By The CollectInHouse Team
Before you send an account to collections, you need to know what it will actually cost. Most agencies work on contingency — they only get paid when they recover — but the percentage they keep varies widely and can quietly erase the value of the balance you were trying to recover in the first place.
The typical range: 25% to 50%
Third-party collection agencies generally charge between 25% and 50% of the amount they collect. Fresher, higher-balance accounts sit at the lower end, while older or lower-balance accounts — the ones hardest to collect — command the highest rates. If an agency recovers a $1,000 balance at a 40% contingency fee, you keep $600 and hand over $400.
What drives the rate
- Account age: the older the debt, the higher the fee.

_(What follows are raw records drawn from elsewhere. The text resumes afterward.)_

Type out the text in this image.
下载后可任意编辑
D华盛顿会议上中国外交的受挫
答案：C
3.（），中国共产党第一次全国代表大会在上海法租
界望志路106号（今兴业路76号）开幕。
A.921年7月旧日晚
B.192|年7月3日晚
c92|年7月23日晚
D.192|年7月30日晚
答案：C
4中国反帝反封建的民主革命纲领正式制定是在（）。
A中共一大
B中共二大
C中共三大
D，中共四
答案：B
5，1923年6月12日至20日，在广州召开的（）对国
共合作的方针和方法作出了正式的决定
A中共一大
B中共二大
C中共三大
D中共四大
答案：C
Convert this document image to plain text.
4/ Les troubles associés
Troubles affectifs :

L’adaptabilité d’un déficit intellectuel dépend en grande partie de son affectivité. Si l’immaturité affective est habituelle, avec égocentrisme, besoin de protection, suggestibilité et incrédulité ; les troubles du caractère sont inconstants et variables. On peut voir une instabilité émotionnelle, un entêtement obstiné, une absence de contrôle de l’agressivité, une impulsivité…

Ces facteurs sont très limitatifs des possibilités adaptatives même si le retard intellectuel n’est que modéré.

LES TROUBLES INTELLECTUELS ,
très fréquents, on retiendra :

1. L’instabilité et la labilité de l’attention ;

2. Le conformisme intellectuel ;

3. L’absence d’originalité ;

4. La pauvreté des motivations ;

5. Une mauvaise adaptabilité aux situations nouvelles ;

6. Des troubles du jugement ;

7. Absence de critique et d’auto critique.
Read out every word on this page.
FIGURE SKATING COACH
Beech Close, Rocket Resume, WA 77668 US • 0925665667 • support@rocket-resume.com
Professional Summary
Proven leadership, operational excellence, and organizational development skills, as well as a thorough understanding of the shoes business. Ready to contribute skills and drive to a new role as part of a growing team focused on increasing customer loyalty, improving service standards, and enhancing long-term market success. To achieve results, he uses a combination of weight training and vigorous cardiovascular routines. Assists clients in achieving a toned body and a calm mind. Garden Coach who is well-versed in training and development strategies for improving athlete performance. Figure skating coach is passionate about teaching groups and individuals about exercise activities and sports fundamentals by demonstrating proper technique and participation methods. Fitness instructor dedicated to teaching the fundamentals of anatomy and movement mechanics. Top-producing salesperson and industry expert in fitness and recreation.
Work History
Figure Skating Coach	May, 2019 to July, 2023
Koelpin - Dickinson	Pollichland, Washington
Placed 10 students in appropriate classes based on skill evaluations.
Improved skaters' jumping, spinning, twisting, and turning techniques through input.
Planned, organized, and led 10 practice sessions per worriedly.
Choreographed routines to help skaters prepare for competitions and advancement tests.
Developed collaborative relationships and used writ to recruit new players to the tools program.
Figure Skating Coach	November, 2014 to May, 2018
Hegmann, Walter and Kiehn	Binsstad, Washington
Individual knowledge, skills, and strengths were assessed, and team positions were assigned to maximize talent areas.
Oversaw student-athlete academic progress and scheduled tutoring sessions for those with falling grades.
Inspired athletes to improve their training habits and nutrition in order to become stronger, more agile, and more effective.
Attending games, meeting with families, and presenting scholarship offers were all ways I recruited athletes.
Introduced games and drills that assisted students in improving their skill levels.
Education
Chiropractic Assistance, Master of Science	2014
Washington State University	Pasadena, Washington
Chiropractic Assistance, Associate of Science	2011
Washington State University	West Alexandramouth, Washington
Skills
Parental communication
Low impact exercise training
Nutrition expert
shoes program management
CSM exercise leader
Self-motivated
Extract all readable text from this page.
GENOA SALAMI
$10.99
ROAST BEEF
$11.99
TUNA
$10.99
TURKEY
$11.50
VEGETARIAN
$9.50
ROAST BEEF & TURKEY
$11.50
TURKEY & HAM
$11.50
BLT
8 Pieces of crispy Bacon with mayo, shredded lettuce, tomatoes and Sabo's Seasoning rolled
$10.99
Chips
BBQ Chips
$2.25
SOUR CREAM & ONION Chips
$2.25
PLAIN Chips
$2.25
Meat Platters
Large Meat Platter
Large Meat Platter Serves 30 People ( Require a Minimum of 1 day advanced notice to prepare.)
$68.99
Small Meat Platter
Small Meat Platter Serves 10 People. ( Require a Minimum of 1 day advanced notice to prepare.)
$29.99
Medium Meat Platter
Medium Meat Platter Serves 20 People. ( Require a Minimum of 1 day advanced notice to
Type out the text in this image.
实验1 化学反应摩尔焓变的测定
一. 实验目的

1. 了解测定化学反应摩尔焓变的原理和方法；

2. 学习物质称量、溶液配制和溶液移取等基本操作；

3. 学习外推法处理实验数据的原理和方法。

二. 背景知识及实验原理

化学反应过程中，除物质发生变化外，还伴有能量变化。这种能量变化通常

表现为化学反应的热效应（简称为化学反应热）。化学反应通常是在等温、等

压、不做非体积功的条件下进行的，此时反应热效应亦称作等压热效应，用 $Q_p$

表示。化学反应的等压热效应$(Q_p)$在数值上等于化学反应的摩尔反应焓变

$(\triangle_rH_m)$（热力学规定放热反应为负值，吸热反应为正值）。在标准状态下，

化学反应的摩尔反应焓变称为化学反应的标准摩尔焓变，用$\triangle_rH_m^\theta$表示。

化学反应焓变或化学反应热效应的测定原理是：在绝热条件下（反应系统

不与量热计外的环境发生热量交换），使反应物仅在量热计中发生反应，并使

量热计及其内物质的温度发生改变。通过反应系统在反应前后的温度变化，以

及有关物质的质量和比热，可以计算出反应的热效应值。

- Balance size: small balances cost more per dollar to work, so rates rise.
- Volume: larger, steadier placement volume can lower your rate.
- Debt type: commercial, medical, and consumer debt each price differently.
The cost the fee doesn't show
Contingency percentage is only the visible cost. When a third-party agency contacts your customer under an unfamiliar name, you also risk the relationship and every future dollar that customer would have spent. That churn rarely appears on the invoice, but it is often the most expensive line item of all.
How first-party collections compares
First-party collections keeps outreach branded as your own business, which recovers more of each balance and preserves customer lifetime value. CollectInHouse charges 15% of the balance submitted when it is collected through automation and 20% when it is collected by a live agent — with no collection, no fee. That is well below typical agency rates, and it protects the relationship instead of spending it.
The cheapest recovery is the one that keeps the customer.